- Born: 31 January 1925 Nairobi, Kenya
- Died: 3 April 2009 (aged 84) Pretoria, South Africa
- Education: B.Sc. (Honours), 1948, M.Sc., 1959, Liverpool University; D.Sc. (Hon.), University of the Witwatersrand, 1983
- Known for: Parasitologist

= Jane Brotherton Walker =

Kenyan-born British taxonomist and parasitologist

Jane Brotherton Walker (31 January 1925 – 3 April 2009) was a Kenyan-South African scholar in the field of tick taxonomy, particularly in Africa.

Born on 31 January 1925 in Nairobi, Kenya, Walker grew up on a farm and was home-schooled by her mother during her primary school years. She completed her secondary education in England where she graduated from the Retford High School for Girls in 1944. During her time in England, she contracted poliomyelitis, the sequelae of which would progressively affect her ability to walk, particularly during her senior years. She earned her Bachelor of Science (with Honours) degree in 1948 and her Master of Science degree in 1959, both at Liverpool University. In 1983, she was awarded a Doctor of Science (Hon.) degree by the University of the Witwatersrand, Johannesburg, South Africa.

Walker was first employed in 1949 in the Research Branch of His Majesty's Overseas Civil Service as a Research Officer in the East African Veterinary Research Organization in Muguga, Kenya, where she rose to Principal Scientific Officer before taking up a post as Senior Professional Officer at the Veterinary Research Institute, Onderstepoort, in 1966 upon the retirement of Gertrud Theiler. She spent the remainder of her working life at the institute, rising through the ranks to Chief Veterinary Researcher, and serving as Specialist Scientist until failing health forced her retirement in 1990. After her formal retirement, she continued to work when able at Onderstepoort in an emeritus capacity until 1998. She was a leading expert on the tick genus Rhipicephalus and the African Amblyommas and served as a member of the Editorial Committee of the Onderstepoort Journal of Veterinary Research from 1969 to 2000. During her active career, Walker authored or co-authored 53 scientific publications and five books, and described 18 new tick species. She also helped train other researchers, including Gertrud Theiler and Harry Hoogstraal.
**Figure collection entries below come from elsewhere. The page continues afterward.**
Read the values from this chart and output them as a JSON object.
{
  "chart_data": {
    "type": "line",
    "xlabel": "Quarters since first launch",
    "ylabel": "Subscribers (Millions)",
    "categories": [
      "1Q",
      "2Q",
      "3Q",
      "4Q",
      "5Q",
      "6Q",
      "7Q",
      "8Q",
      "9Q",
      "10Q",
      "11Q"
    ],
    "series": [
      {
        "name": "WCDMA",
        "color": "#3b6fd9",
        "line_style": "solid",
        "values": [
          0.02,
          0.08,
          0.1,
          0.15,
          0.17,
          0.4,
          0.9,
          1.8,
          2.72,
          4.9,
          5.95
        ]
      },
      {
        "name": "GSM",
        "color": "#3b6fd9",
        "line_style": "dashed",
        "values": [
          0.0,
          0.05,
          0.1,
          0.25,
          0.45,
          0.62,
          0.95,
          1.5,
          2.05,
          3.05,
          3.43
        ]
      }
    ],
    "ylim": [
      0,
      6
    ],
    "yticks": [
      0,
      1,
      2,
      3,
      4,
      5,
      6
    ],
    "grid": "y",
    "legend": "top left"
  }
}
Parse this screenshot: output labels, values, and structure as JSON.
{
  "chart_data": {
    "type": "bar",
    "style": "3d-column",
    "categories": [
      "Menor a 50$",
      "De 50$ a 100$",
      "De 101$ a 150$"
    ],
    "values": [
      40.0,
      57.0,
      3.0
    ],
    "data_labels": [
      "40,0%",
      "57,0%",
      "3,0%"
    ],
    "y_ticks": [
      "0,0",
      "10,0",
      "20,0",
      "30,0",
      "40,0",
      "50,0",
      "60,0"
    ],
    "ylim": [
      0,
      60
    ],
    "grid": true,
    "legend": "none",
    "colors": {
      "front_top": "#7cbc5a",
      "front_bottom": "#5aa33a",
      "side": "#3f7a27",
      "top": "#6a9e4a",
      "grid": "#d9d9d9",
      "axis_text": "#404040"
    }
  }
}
Walker died at her home in Pretoria on the morning of 3 April 2009.

==Honors==
In addition to the honorary Doctor of Science the University of the Witwatersrand awarded her in 1983, Walker was recognized by her peers with three of the most prestigious awards in the field of biological sciences in South Africa, the 1988 Elsdon Dew Medal of the Parasitological Society of Southern Africa for outstanding service rendered to Parasitology in Africa, the Agricultural Science and Technology Woman of the Year Award for 1998, and the Theiler Memorial Trust Award in 1998 for exceptional service rendered to Veterinary Science in Africa.
The argasid tick Argas walkerae Kaiser & Hoogstraal, 1969, "Walker's South African fowl argasid" and the ixodid tick Haemaphysalis walkerae Apanaskevich & Tomlinson, 2019 were named to honor her contributions to the body of knowledge about ticks.